If you thought Graham Marks’ schoolboy super sleuth had experienced enough adventure to last him a lifetime in his first all-action outing in I Spy, think again.

The all-American hot-shot is back – and this time he’s messing with the Mafia, hoodwinking the hoodlums and chasing through the chilly streets of 1920s Chicago.

Quick-thinking, trouble-shooting Trey is the creation of top children’s author Marks who can’t put a foot wrong when it comes to spellbinding children’s stories.

And Trey is one of his most imaginative heroes yet; a likeable, courageous, ambitious and determined investigator who adds lashings of fun to his dangerous escapades.

In Mean Streets, we find him holidaying at his grandfather’s Circle M ranch in a quiet backwater of Kansas.

It’s all a bit too quiet for Trey so he can’t help but get excited when he spots a very classy Buick limo and its three pin-stripe suited occupants parked up at the roadside.

They’re not the friendly sort of folk that you usually find in these parts and when one of the men, a sleazy guy with a straggle of yellow teeth, gives Trey a death threat, his heart beats like a jackrabbit’s back leg.

Never one to turn his back on a mystery, Trey wants to know what they’re up to because, like his hero detective Trent ‘Pistol’ Gripp from Black Ace magazine, the need to find answers is in his blood.

Trey’s enquiries lead him to the neighbouring T-Bone ranch owned by Bowyer Dunne, a man known locally as ‘a low-down, no-good, snake-in-the-grass’.

Undeterred, Trey recklessly gatecrashes a party there and takes a series of photographs on his new Kodak camera.

A few days later, he’s back at school in Chicago and the case appears to be closed - until he spots one of the roadside mobsters dropping off a boy at his school.
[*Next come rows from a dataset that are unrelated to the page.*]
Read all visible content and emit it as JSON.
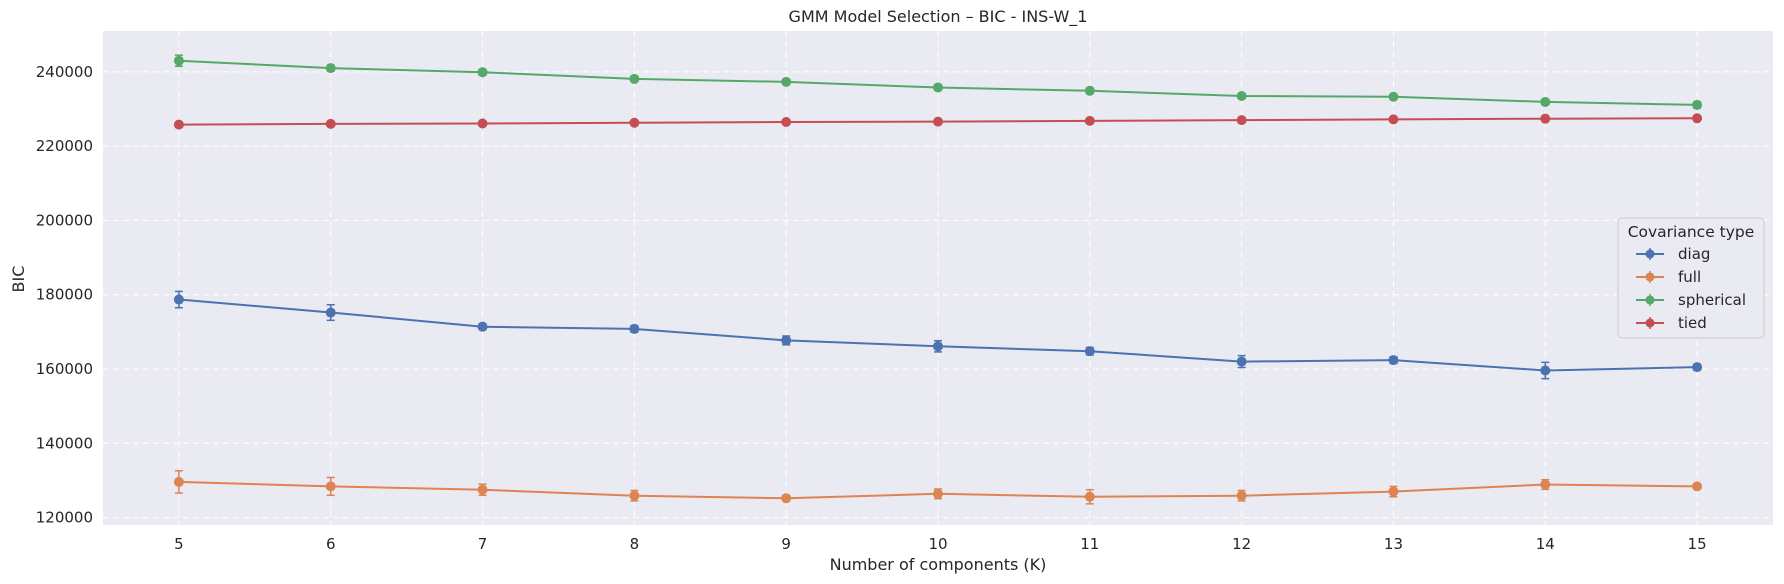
{
  "chart_data": {
    "type": "line",
    "title": "GMM Model Selection – BIC - INS-W_1",
    "xlabel": "Number of components (K)",
    "ylabel": "BIC",
    "x": [
      5,
      6,
      7,
      8,
      9,
      10,
      11,
      12,
      13,
      14,
      15
    ],
    "xlim": [
      4.5,
      15.5
    ],
    "ylim": [
      118000,
      251000
    ],
    "yticks": [
      120000,
      140000,
      160000,
      180000,
      200000,
      220000,
      240000
    ],
    "grid": true,
    "legend": {
      "title": "Covariance type",
      "placement": "center-right"
    },
    "series": [
      {
        "name": "diag",
        "color": "#4c72b0",
        "values": [
          178700,
          175200,
          171400,
          170800,
          167700,
          166100,
          164800,
          162000,
          162400,
          159600,
          160500
        ],
        "errors": [
          2200,
          2100,
          800,
          900,
          1200,
          1500,
          1000,
          1600,
          900,
          2200,
          800
        ]
      },
      {
        "name": "full",
        "color": "#dd8452",
        "values": [
          129600,
          128400,
          127500,
          125900,
          125200,
          126400,
          125600,
          125900,
          127000,
          128900,
          128400
        ],
        "errors": [
          3000,
          2400,
          1500,
          1400,
          800,
          1300,
          1900,
          1400,
          1400,
          1300,
          700
        ]
      },
      {
        "name": "spherical",
        "color": "#55a868",
        "values": [
          243000,
          241000,
          239900,
          238100,
          237300,
          235800,
          234900,
          233500,
          233300,
          231900,
          231100
        ],
        "errors": [
          1500,
          800,
          800,
          600,
          600,
          700,
          700,
          600,
          600,
          700,
          800
        ]
      },
      {
        "name": "tied",
        "color": "#c44e52",
        "values": [
          225800,
          226000,
          226100,
          226300,
          226500,
          226600,
          226800,
          227000,
          227200,
          227400,
          227500
        ],
        "errors": [
          500,
          500,
          500,
          500,
          500,
          500,
          500,
          500,
          500,
          500,
          500
        ]
      }
    ]
  }
}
It’s the start of a thrilling adventure that will see Trey caught up in a kidnapping, witnessing a shoot-out, teaming up with private investigator Fred Pisbo and his precocious daughter Velma and meddling in Mafia politics.

Nothing has prepared him for the perils that lie ahead.

Mean Streets is the perfect balance between gripping action, suspense and good-old fashioned detective work – superb reading for girls and boys aged nine and over.